In my years of being in Colorado, there are quite a few places I have yet to go. Places I want to explore, see and experience. For whatever reason, I just have not been to them yet. Plans come up. Other ideas come to mind. The timing is just not right.
One of those places I've always wanted to see is the Great Sand Dunes National Park.
Something about the mixture of the vast expanse of the dunes against the high peaks of Colorado intrigued me.
I've always wanted to go.
But, I the right time never materialized.
After a shortened trip on the Colorado Plateau, the time did materialize.
I proposed the trip to someone, she enjoyed the idea and we decided to spend some time in the Great Sand Dunes.
After loading up the Mag Wag (my trusty GMC Sonoma: Stick shift, no power locks or windows, camper shell full of perhaps a touch too many hiking stickers and enough accumulated dirt, leaves and twigs in the bed to form its own small eco-system) we headed down to the dunes.
The site greeting us as we approached the park set the stage for rest of the weekend.
We settled into the nearly-empty campground and enjoyed the 'golden hour' of sunlight as we strolled through the Dunes.
The mixture of sand, snow and the wonderful golden light of the setting sun made for a memorable hour.
someone could see why I was chomping at the bit to get some photos! The first time seeing the dunes and experiencing them up close was truly splendid.
We settled into the early winter evening. Layers of clothing thrown on (or, as someone, put it: My very ugly but warm gear: Surplus liner pants, surplus wool pants, bright orange balaclava, thrift store fleece jacket and so on.

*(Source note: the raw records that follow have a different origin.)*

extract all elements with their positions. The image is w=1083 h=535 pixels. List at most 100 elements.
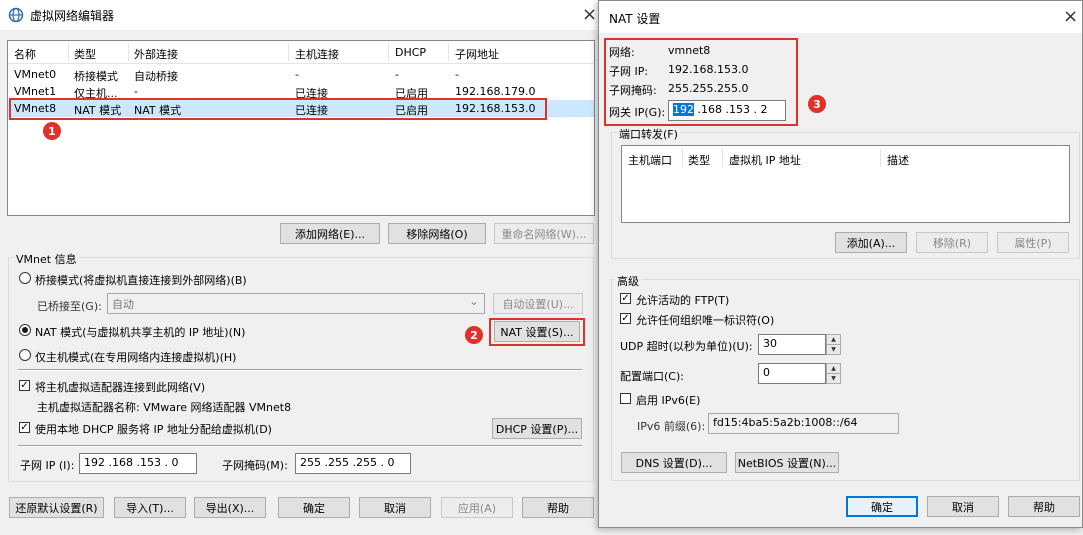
vmnet-info-title: VMnet 信息	[14, 251, 79, 267]
col-type[interactable]: 类型	[74, 46, 96, 62]
connect-adapter-label: 将主机虚拟适配器连接到此网络(V)	[35, 381, 206, 394]
col-host[interactable]: 主机连接	[295, 46, 339, 62]
bridge-to-label: 已桥接至(G):	[37, 300, 102, 313]
pf-add-button[interactable]: 添加(A)...	[835, 232, 907, 253]
close-icon[interactable]: ×	[582, 4, 597, 25]
network-table: 名称 类型 外部连接 主机连接 DHCP 子网地址 VMnet0 桥接模式 自动…	[7, 40, 595, 216]
restore-defaults-button[interactable]: 还原默认设置(R)	[9, 497, 104, 518]
pf-col-host-port[interactable]: 主机端口	[628, 152, 672, 168]
apply-button[interactable]: 应用(A)	[441, 497, 513, 518]
virtual-network-editor-window: 虚拟网络编辑器 × 名称 类型 外部连接 主机连接 DHCP 子网地址 VMne…	[0, 0, 600, 535]
bridge-mode-radio[interactable]	[19, 272, 31, 284]
udp-timeout-input[interactable]: 30	[758, 334, 826, 355]
udp-timeout-spinner[interactable]: ▲ ▼	[826, 334, 841, 355]
allow-ftp-checkbox[interactable]: ✓	[620, 293, 631, 304]
cancel-button[interactable]: 取消	[359, 497, 431, 518]
network-globe-icon	[8, 7, 24, 23]
window-title: 虚拟网络编辑器	[30, 9, 115, 23]
ok-button[interactable]: 确定	[278, 497, 350, 518]
col-dhcp[interactable]: DHCP	[395, 46, 426, 59]
nat-window-title: NAT 设置	[609, 12, 661, 26]
dhcp-settings-button[interactable]: DHCP 设置(P)...	[492, 418, 582, 439]
table-row[interactable]: VMnet0 桥接模式 自动桥接 - - -	[8, 66, 594, 83]
remove-network-button[interactable]: 移除网络(O)	[388, 223, 486, 244]
nat-cancel-button[interactable]: 取消	[927, 496, 999, 517]
import-button[interactable]: 导入(T)...	[114, 497, 186, 518]
enable-ipv6-label: 启用 IPv6(E)	[636, 394, 701, 407]
pf-remove-button[interactable]: 移除(R)	[916, 232, 988, 253]
cell-name: VMnet0	[14, 68, 57, 81]
check-icon: ✓	[20, 380, 29, 391]
col-external[interactable]: 外部连接	[134, 46, 178, 62]
netbios-settings-button[interactable]: NetBIOS 设置(N)...	[735, 452, 839, 473]
col-name[interactable]: 名称	[14, 46, 36, 62]
port-forwarding-table: 主机端口 类型 虚拟机 IP 地址 描述	[621, 145, 1070, 223]
config-port-input[interactable]: 0	[758, 363, 826, 384]
use-dhcp-checkbox[interactable]: ✓	[19, 422, 30, 433]
pf-col-desc[interactable]: 描述	[887, 152, 909, 168]
info-separator-1	[18, 369, 582, 371]
rename-network-button[interactable]: 重命名网络(W)...	[494, 223, 594, 244]
ipv6-prefix-label: IPv6 前缀(6):	[637, 420, 706, 433]
pf-col-vm-ip[interactable]: 虚拟机 IP 地址	[729, 152, 801, 168]
dns-settings-button[interactable]: DNS 设置(D)...	[621, 452, 727, 473]
down-arrow-icon[interactable]: ▼	[827, 345, 840, 354]
nat-title-bar: NAT 设置 ×	[599, 1, 1082, 33]
annotation-badge-3: 3	[808, 95, 826, 113]
export-button[interactable]: 导出(X)...	[194, 497, 266, 518]
allow-uid-label: 允许任何组织唯一标识符(O)	[636, 314, 775, 327]
advanced-title: 高级	[615, 273, 641, 289]
bridge-to-value: 自动	[112, 298, 134, 311]
check-icon: ✓	[621, 293, 630, 304]
bridge-to-select[interactable]: 自动 ⌄	[107, 293, 485, 314]
cell-subnet: -	[455, 68, 459, 81]
check-icon: ✓	[621, 313, 630, 324]
title-bar: 虚拟网络编辑器 ×	[0, 0, 600, 30]
subnet-ip-label: 子网 IP (I):	[20, 459, 75, 472]
chevron-down-icon: ⌄	[468, 294, 479, 308]
col-subnet[interactable]: 子网地址	[455, 46, 499, 62]
pf-col-type[interactable]: 类型	[688, 152, 710, 168]
info-separator-2	[18, 445, 582, 447]
annotation-badge-2: 2	[465, 326, 483, 344]
subnet-ip-input[interactable]: 192 .168 .153 . 0	[79, 453, 197, 474]
nat-help-button[interactable]: 帮助	[1008, 496, 1080, 517]
up-arrow-icon[interactable]: ▲	[827, 364, 840, 374]
add-network-button[interactable]: 添加网络(E)...	[280, 223, 380, 244]
subnet-mask-label: 子网掩码(M):	[222, 459, 288, 472]
host-only-label: 仅主机模式(在专用网络内连接虚拟机)(H)	[35, 351, 237, 364]
auto-settings-button[interactable]: 自动设置(U)...	[493, 293, 583, 314]
bridge-mode-label: 桥接模式(将虚拟机直接连接到外部网络)(B)	[35, 274, 247, 287]
connect-adapter-checkbox[interactable]: ✓	[19, 380, 30, 391]
annotation-badge-1: 1	[43, 122, 61, 140]
allow-uid-checkbox[interactable]: ✓	[620, 313, 631, 324]
cell-type: 桥接模式	[74, 70, 118, 83]
pf-properties-button[interactable]: 属性(P)	[997, 232, 1069, 253]
table-header: 名称 类型 外部连接 主机连接 DHCP 子网地址	[8, 41, 594, 64]
nat-settings-dialog: NAT 设置 × 网络: vmnet8 子网 IP: 192.168.153.0…	[598, 0, 1083, 528]
close-icon[interactable]: ×	[1063, 6, 1078, 27]
cell-subnet: 192.168.179.0	[455, 85, 536, 98]
config-port-label: 配置端口(C):	[620, 370, 684, 383]
check-icon: ✓	[20, 422, 29, 433]
cell-name: VMnet1	[14, 85, 57, 98]
cell-external: 自动桥接	[134, 70, 178, 83]
use-dhcp-label: 使用本地 DHCP 服务将 IP 地址分配给虚拟机(D)	[35, 423, 272, 436]
host-only-radio[interactable]	[19, 349, 31, 361]
enable-ipv6-checkbox[interactable]	[620, 393, 631, 404]
port-forwarding-title: 端口转发(F)	[617, 126, 680, 142]
subnet-mask-input[interactable]: 255 .255 .255 . 0	[295, 453, 411, 474]
annotation-box-3	[604, 38, 798, 126]
ipv6-prefix-input[interactable]: fd15:4ba5:5a2b:1008::/64	[708, 413, 899, 434]
help-button[interactable]: 帮助	[522, 497, 594, 518]
allow-ftp-label: 允许活动的 FTP(T)	[636, 294, 730, 307]
nat-mode-radio[interactable]	[19, 324, 31, 336]
udp-timeout-label: UDP 超时(以秒为单位)(U):	[620, 340, 753, 353]
config-port-spinner[interactable]: ▲ ▼	[826, 363, 841, 384]
down-arrow-icon[interactable]: ▼	[827, 374, 840, 383]
up-arrow-icon[interactable]: ▲	[827, 335, 840, 345]
cell-external: -	[134, 85, 138, 98]
cell-dhcp: -	[395, 68, 399, 81]
nat-ok-button[interactable]: 确定	[846, 496, 918, 517]
adapter-name-text: 主机虚拟适配器名称: VMware 网络适配器 VMnet8	[37, 401, 292, 414]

I'd post a photo, but someone would kill me if I had even tried to take a photo of this ensemble on her or me. :D), dinner was started and warming camp fire gave that wonderful sound of crackling wood, the pleasant smell of wood smoke and an orange, welcoming, glow.'
With the brilliant night sky above and the almost deserted camp ground, the park had a feel that most people did not get to experience. With the right clothing and gear, an early winter trip did not have to be foreboding..but perhaps even preferable to peak season. The stunning views, deep blue sky, wonderful winter lighting and the sparseness of the crowds all contributed to perhaps the perfect conditions for us to experience the park.
As we enjoyed our warm beverage and took in the pleasant chill of the winter night, we both could not help but feel that we made a good decision to come to this weekend.

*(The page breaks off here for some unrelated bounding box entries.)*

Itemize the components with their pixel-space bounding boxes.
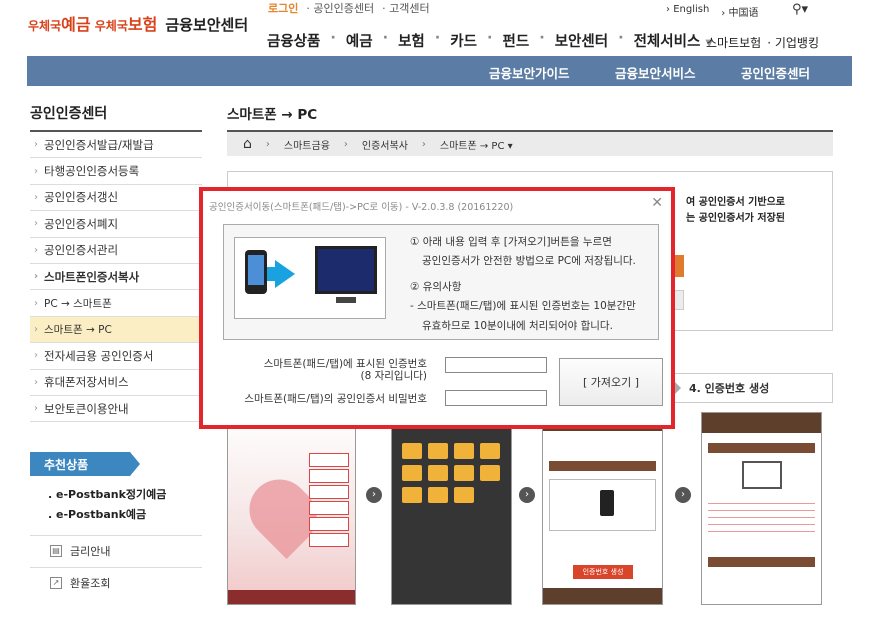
sidebar-item-pc-to-phone[interactable]: PC → 스마트폰 [30,290,202,317]
sidebar-item-register[interactable]: 타행공인인증서등록 [30,158,202,185]
code-hint: (8 자리입니다) [360,370,427,382]
cert-transfer-dialog: 공인인증서이동(스마트폰(패드/탭)->PC로 이동) - V-2.0.3.8 … [199,187,675,429]
subnav-security-service[interactable]: 금융보안서비스 [615,63,696,82]
notice-line-2: 유효하므로 10분이내에 처리되어야 합니다. [422,320,613,332]
chevron-right-icon: › [675,487,691,503]
page: 로그인 · 공인인증센터 · 고객센터 › English › 中国语 ⚲▾ 우… [0,0,889,622]
product-link-fixed-deposit[interactable]: . e-Postbank정기예금 [48,486,166,502]
logo[interactable]: 우체국예금 우체국보험 금융보안센터 [28,14,248,35]
monitor-icon [315,246,377,303]
lang-chinese[interactable]: › 中国语 [721,4,758,19]
smart-insurance-link[interactable]: 스마트보험 [706,34,761,51]
chevron-right-icon: › [519,487,535,503]
gnb-card[interactable]: 카드 [450,30,477,51]
subnav-security-guide[interactable]: 금융보안가이드 [489,63,570,82]
auth-code-input[interactable] [445,357,547,373]
global-nav: 금융상품 · 예금 · 보험 · 카드 · 펀드 · 보안센터 · 전체서비스 … [267,30,714,51]
sidebar-title: 공인인증센터 [30,106,108,122]
top-links: 로그인 · 공인인증센터 · 고객센터 [268,0,430,16]
breadcrumb: ⌂ › 스마트금융 › 인증서복사 › 스마트폰 → PC ▾ [227,130,833,156]
phone-screenshot-2 [391,412,512,605]
sidebar-item-issue[interactable]: 공인인증서발급/재발급 [30,132,202,159]
page-title: 스마트폰 → PC [227,107,318,123]
phone-screenshot-1 [227,412,356,605]
sidebar-item-revoke[interactable]: 공인인증서폐지 [30,211,202,238]
sidebar-item-mobile-storage[interactable]: 휴대폰저장서비스 [30,370,202,396]
breadcrumb-item[interactable]: 인증서복사 [362,137,408,152]
gnb-products[interactable]: 금융상품 [267,30,320,51]
search-icon[interactable]: ⚲▾ [792,2,808,17]
notice-title: ② 유의사항 [410,281,462,293]
notice-line-1: - 스마트폰(패드/탭)에 표시된 인증번호는 10분간만 [410,300,636,312]
util-exchange-rate[interactable]: ↗ 환율조회 [30,567,202,597]
gnb-all-services[interactable]: 전체서비스 ▼ [634,30,713,51]
calculator-icon: ▤ [50,544,62,557]
promo-title: 추천상품 [30,452,140,476]
dialog-title: 공인인증서이동(스마트폰(패드/탭)->PC로 이동) - V-2.0.3.8 … [209,202,514,213]
logo-brand: 우체국예금 우체국보험 [28,14,158,34]
instruction-line-2: 공인인증서가 안전한 방법으로 PC에 저장됩니다. [422,255,636,267]
step-4-label: 4. 인증번호 생성 [672,373,833,403]
product-link-deposit[interactable]: . e-Postbank예금 [48,506,146,522]
phone-to-pc-illustration [234,237,386,319]
instruction-panel: ① 아래 내용 입력 후 [가져오기]버튼을 누르면 공인인증서가 안전한 방법… [223,224,659,340]
customer-center-link[interactable]: · 고객센터 [382,0,429,16]
close-icon[interactable]: ✕ [651,195,663,211]
gnb-extra: 스마트보험 · 기업뱅킹 [706,34,819,51]
import-button[interactable]: [ 가져오기 ] [559,358,663,406]
site-name: 금융보안센터 [165,16,249,34]
smartphone-icon [245,250,267,294]
sidebar-item-renew[interactable]: 공인인증서갱신 [30,185,202,212]
gnb-fund[interactable]: 펀드 [503,30,530,51]
sidebar-item-e-tax[interactable]: 전자세금용 공인인증서 [30,343,202,370]
sidebar-item-phone-to-pc[interactable]: 스마트폰 → PC [30,316,202,344]
chart-icon: ↗ [50,576,62,589]
gnb-deposit[interactable]: 예금 [346,30,373,51]
phone-screenshot-3: 인증번호 생성 [542,412,663,605]
phone-screenshot-4 [701,412,822,605]
arrow-right-icon [275,260,295,288]
sidebar-item-security-token[interactable]: 보안토큰이용안내 [30,396,202,423]
sub-nav-bar: 금융보안가이드 금융보안서비스 공인인증센터 [27,56,852,86]
home-icon[interactable]: ⌂ [243,137,252,151]
subnav-cert-center[interactable]: 공인인증센터 [741,63,810,82]
breadcrumb-item[interactable]: 스마트금융 [284,137,330,152]
cert-center-link[interactable]: · 공인인증센터 [306,0,374,16]
util-interest-rate[interactable]: ▤ 금리안내 [30,535,202,565]
gnb-insurance[interactable]: 보험 [398,30,425,51]
sidebar-menu: 공인인증서발급/재발급 타행공인인증서등록 공인인증서갱신 공인인증서폐지 공인… [30,130,202,423]
gnb-security[interactable]: 보안센터 [555,30,608,51]
chevron-right-icon: › [366,487,382,503]
info-text: 여 공인인증서 기반으로 는 공인인증서가 저장된 [686,197,785,224]
language-links: › English › 中国语 [666,4,758,19]
sidebar-item-manage[interactable]: 공인인증서관리 [30,238,202,264]
sidebar-item-smartphone-copy[interactable]: 스마트폰인증서복사 [30,264,202,291]
phone-generate-button: 인증번호 생성 [573,565,633,579]
cert-password-input[interactable] [445,390,547,406]
lang-english[interactable]: › English [666,4,709,19]
corporate-banking-link[interactable]: · 기업뱅킹 [767,34,819,51]
password-label: 스마트폰(패드/탭)의 공인인증서 비밀번호 [244,393,427,405]
instruction-line-1: ① 아래 내용 입력 후 [가져오기]버튼을 누르면 [410,236,612,248]
login-link[interactable]: 로그인 [268,0,298,16]
breadcrumb-current[interactable]: 스마트폰 → PC ▾ [440,137,513,152]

When I was breaking down camp for the night, I heard some rustling by the bear canister. Shined my head lamp and saw what I first thought was a raccoon. But it had a longer, more slender tail and body. It also had some distinctive rings. I saw a rare (for this part of the country. We were arguably in the furthest northern point of the American Southwest) Ringtailed Cat!
The little guy ran away before I could get to my camera.

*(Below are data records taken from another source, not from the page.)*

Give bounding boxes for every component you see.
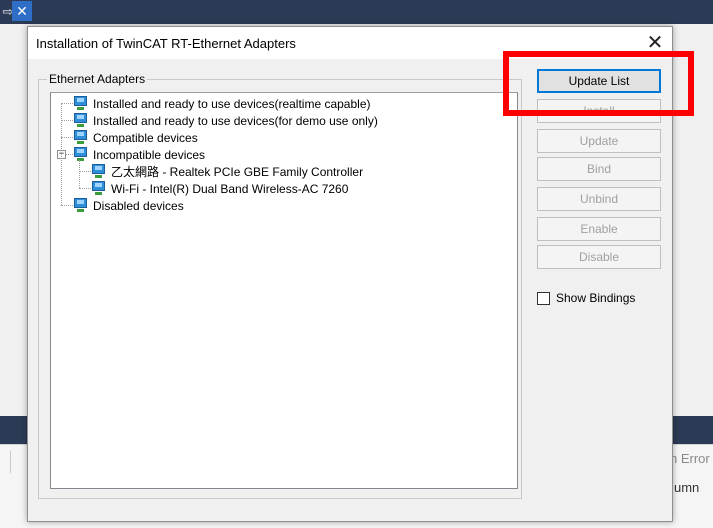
tree-node-label: Installed and ready to use devices(realt… <box>93 96 371 111</box>
column-header-fragment: umn <box>674 480 700 495</box>
dialog-title: Installation of TwinCAT RT-Ethernet Adap… <box>36 36 296 51</box>
tree-node-label: Installed and ready to use devices(for d… <box>93 113 378 128</box>
group-label: Ethernet Adapters <box>47 72 148 86</box>
network-adapter-icon <box>73 96 89 111</box>
enable-button[interactable]: Enable <box>537 217 661 241</box>
unbind-button[interactable]: Unbind <box>537 187 661 211</box>
tree-adapter[interactable]: 乙太網路 - Realtek PCIe GBE Family Controlle… <box>91 163 363 180</box>
tree-category[interactable]: Disabled devices <box>73 197 184 214</box>
network-adapter-icon <box>73 198 89 213</box>
tree-category[interactable]: Installed and ready to use devices(for d… <box>73 112 378 129</box>
tree-node-label: 乙太網路 - Realtek PCIe GBE Family Controlle… <box>111 165 364 179</box>
tree-node-label: Compatible devices <box>93 130 198 145</box>
network-adapter-icon <box>73 113 89 128</box>
tree-adapter[interactable]: Wi-Fi - Intel(R) Dual Band Wireless-AC 7… <box>91 180 348 197</box>
tree-connector <box>61 137 73 138</box>
tree-category[interactable]: Installed and ready to use devices(realt… <box>73 95 371 112</box>
tree-connector <box>79 188 91 189</box>
network-adapter-icon <box>91 181 107 196</box>
tree-connector <box>61 120 73 121</box>
ide-tab-close-icon[interactable]: ✕ <box>12 1 32 21</box>
adapter-tree[interactable]: Installed and ready to use devices(realt… <box>50 92 518 489</box>
tree-child-trunk <box>79 160 80 188</box>
tree-category[interactable]: Compatible devices <box>73 129 198 146</box>
tree-node-label: Wi-Fi - Intel(R) Dual Band Wireless-AC 7… <box>111 181 349 196</box>
tree-connector <box>61 205 73 206</box>
tree-category[interactable]: Incompatible devices <box>73 146 205 163</box>
tree-connector <box>79 171 91 172</box>
tree-node-label: Disabled devices <box>93 198 184 213</box>
bind-button[interactable]: Bind <box>537 157 661 181</box>
tree-trunk <box>61 103 62 205</box>
network-adapter-icon <box>73 130 89 145</box>
network-adapter-icon <box>73 147 89 162</box>
show-bindings-checkbox[interactable] <box>537 291 550 305</box>
tree-connector <box>61 103 73 104</box>
update-button[interactable]: Update <box>537 129 661 153</box>
show-bindings-option[interactable]: Show Bindings <box>537 291 635 305</box>
show-bindings-label: Show Bindings <box>556 291 636 305</box>
toolbar-separator <box>10 451 11 473</box>
error-list-search-fragment: h Error <box>670 451 710 466</box>
annotation-highlight <box>503 51 694 116</box>
tree-node-label: Incompatible devices <box>93 147 206 162</box>
disable-button[interactable]: Disable <box>537 245 661 269</box>
ide-title-strip: ⇨ ✕ <box>0 0 713 24</box>
network-adapter-icon <box>91 164 107 179</box>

Later on that night as someone and I were bivying in my truck (in our oh-so-warm fleece-lined minus 15F bags. Ahhhhh! Too heavy for backpacking, but just right for base camping!), I heard scampering all over the truck. In the morning I could see small, but smudged, paw prints all over! (Later that day when I asked a ranger about Ringtails, she became all excited. Apparently there were rumors that the ringtails have migrated to the park, esp, after a nearby fire earlier this year. She pulled out tracking and scat guides. She was hoping I'd get another chance for a photo. Alas I did not). It was an exciting way to continue our time in the park.
someone walked the trail from the campground that quickly ended within the vast dunes field.
We continued our trek up a ridge to the highest point in the park (but not the highest dune).
The view from the High Dune was quite spectacular. The waves of sand with the San Juans in the distance….
The relative warmth of the day and the sunshine was too tempting for someone to pass up…
We made it to the edge of the dunes near the visitors center and had chatted up the ranger and associated staff.
As we walked back to our camp, we again enjoyed that wonderful winter twilight.
The sun set quickly.
Another evening camp was made.
As we settled in for another night, someone and I both reflected how to truly enjoy an area you can't just spend a day hike in a place. Being immersed for a whole cycle in the rhythm of the day and night is needed to truly savor a place. The quiet as evening approaches, the subtle pinks as the sun sets and rises, seeing the Earth come alive again as the winter sun warms up the land..,all experienced only when immersed in area for more than just a few hours.
I love any time spent outdoors. But there is just something special about overnight or longer trips. ( And why I'll probably never get the urge to spend weeks or months in the mountains out of my system. But, that is another trip for another time. 🙂 )
For now, I'll savor any chance I spend outdoors, experience new places and savor the moments of each changing hour.